Initiated in the weeks prior to a national election, the Howard government said the computer-based exam would "help migrants integrate and maximise the opportunities available to them in Australia".

But a Uniting Church report found the test trivialised citizenship, emphasised a particular conservative view of history, including a virtual disregard for Aboriginal Australians, and excluded people who do not speak English.

The church report also noted the test had an undue emphasis on Australian sporting heroes and tended towards assimilation over multiculturalism.
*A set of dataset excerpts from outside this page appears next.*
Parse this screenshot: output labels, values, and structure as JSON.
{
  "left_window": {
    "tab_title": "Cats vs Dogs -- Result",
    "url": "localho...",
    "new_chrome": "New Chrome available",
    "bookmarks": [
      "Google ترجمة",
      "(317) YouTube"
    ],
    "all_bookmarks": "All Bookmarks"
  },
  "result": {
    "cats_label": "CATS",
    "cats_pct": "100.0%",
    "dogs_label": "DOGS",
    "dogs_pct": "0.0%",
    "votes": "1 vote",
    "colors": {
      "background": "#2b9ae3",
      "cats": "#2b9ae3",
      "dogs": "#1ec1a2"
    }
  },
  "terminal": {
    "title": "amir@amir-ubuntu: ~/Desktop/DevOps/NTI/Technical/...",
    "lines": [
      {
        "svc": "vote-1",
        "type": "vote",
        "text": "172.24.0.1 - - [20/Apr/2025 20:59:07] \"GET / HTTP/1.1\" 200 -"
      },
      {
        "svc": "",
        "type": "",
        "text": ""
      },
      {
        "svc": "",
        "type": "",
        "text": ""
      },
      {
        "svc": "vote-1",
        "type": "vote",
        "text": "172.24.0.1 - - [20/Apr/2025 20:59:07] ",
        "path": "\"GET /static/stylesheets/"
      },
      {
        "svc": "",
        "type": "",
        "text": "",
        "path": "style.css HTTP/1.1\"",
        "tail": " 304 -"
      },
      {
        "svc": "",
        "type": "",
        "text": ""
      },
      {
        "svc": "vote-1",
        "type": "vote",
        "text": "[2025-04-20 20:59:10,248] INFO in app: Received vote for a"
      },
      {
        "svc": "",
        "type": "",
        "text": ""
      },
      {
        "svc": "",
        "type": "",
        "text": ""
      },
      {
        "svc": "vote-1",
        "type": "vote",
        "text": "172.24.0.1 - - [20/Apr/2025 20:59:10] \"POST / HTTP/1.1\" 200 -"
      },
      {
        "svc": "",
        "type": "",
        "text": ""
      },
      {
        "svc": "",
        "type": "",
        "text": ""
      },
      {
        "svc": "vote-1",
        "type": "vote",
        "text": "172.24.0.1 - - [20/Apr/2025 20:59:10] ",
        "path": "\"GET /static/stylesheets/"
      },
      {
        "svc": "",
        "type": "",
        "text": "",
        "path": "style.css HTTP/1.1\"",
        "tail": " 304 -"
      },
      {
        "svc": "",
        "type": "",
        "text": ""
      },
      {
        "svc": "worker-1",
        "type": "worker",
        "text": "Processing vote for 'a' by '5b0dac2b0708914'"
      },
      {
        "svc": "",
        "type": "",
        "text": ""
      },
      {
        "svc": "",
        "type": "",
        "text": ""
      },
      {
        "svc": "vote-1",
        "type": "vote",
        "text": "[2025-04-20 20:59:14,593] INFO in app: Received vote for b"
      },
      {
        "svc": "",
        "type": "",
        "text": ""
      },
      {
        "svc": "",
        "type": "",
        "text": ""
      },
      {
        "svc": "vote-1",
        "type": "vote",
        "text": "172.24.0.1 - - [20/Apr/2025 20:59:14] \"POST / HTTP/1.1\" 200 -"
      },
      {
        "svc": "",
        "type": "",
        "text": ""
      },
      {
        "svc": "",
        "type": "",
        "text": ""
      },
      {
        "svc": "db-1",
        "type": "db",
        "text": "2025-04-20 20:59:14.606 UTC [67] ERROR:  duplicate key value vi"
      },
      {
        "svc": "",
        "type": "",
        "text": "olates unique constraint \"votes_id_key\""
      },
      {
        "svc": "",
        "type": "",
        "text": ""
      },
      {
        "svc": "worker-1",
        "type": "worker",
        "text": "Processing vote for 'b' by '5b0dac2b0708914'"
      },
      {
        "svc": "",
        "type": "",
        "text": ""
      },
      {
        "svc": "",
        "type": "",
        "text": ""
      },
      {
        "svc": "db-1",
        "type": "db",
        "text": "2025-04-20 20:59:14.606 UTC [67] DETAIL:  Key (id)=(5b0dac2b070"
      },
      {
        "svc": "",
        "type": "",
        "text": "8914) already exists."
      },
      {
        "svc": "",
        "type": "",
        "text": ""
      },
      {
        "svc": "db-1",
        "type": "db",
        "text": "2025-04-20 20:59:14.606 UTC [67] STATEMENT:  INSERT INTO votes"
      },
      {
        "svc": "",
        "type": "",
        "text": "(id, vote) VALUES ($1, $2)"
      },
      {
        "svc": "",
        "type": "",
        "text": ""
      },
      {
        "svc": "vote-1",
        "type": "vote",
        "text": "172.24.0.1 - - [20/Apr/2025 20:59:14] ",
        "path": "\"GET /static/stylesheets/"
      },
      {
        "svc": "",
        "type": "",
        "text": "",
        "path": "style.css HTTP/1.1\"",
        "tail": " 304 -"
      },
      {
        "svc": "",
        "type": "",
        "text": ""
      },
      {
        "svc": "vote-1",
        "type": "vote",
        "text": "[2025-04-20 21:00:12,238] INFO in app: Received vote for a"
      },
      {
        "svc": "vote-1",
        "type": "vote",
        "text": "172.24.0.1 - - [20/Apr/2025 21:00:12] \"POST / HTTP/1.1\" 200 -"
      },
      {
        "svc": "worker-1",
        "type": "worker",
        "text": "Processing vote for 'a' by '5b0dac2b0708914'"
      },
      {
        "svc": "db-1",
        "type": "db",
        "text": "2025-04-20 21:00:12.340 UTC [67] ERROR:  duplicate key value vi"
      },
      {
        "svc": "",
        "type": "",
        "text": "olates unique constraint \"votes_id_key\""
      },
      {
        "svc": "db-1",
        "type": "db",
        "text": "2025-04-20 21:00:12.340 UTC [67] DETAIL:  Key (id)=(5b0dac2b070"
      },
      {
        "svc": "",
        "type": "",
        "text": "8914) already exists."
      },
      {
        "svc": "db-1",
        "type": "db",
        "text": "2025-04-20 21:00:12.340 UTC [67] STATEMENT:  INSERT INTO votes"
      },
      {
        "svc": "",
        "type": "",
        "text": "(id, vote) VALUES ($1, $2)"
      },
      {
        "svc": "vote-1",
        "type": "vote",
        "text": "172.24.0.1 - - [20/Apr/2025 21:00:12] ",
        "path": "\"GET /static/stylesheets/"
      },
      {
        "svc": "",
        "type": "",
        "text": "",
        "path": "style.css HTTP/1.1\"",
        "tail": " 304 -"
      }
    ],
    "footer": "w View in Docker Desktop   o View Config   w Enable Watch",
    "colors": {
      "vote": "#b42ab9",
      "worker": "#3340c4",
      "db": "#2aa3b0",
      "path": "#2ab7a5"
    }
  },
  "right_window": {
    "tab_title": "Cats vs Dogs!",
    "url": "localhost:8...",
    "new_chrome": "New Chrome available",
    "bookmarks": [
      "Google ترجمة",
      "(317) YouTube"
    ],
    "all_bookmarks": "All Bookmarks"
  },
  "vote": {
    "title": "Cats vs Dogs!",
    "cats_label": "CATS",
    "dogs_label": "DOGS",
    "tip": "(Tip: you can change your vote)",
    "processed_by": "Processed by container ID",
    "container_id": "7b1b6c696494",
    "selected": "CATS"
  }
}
One question was about cricket legend Sir Donald Bradman, and another made reference to the so-called Australian value of "mateship", a concept of friendship and loyalty.

The report said the emphasis on sport "was irrelevant to the actual exercise of citizenship" and that the use of the word "mate" made it sound as if "being Australian required colloquial speech". It also noted the danger that any government could manipulate the test to present a preferred interpretation of history for political purposes.

When the test was introduced, the chairperson of the Federation of Ethnic Communities’ Councils of Australia, Voula Messimeri said, "Non-English speaking refugees who have spent years in refugee camps will struggle to answer these questions by computer."

That concern appears to have been borne out by recent figures on the failure rates for the test.  Almost 93 percent of people who sat the test passed, but those from Australia’s Humanitarian Programme – mainly refugees – had only an 80 percent pass rate. The failure rate for those from Afghanistan was 24 percent, and for people from Iraq 16 percent, while 24 percent of those from Sudan failed at their first attempt.

This has given the UCA cause to believe that the non-stated but "main purpose of the test is to asses competence in English".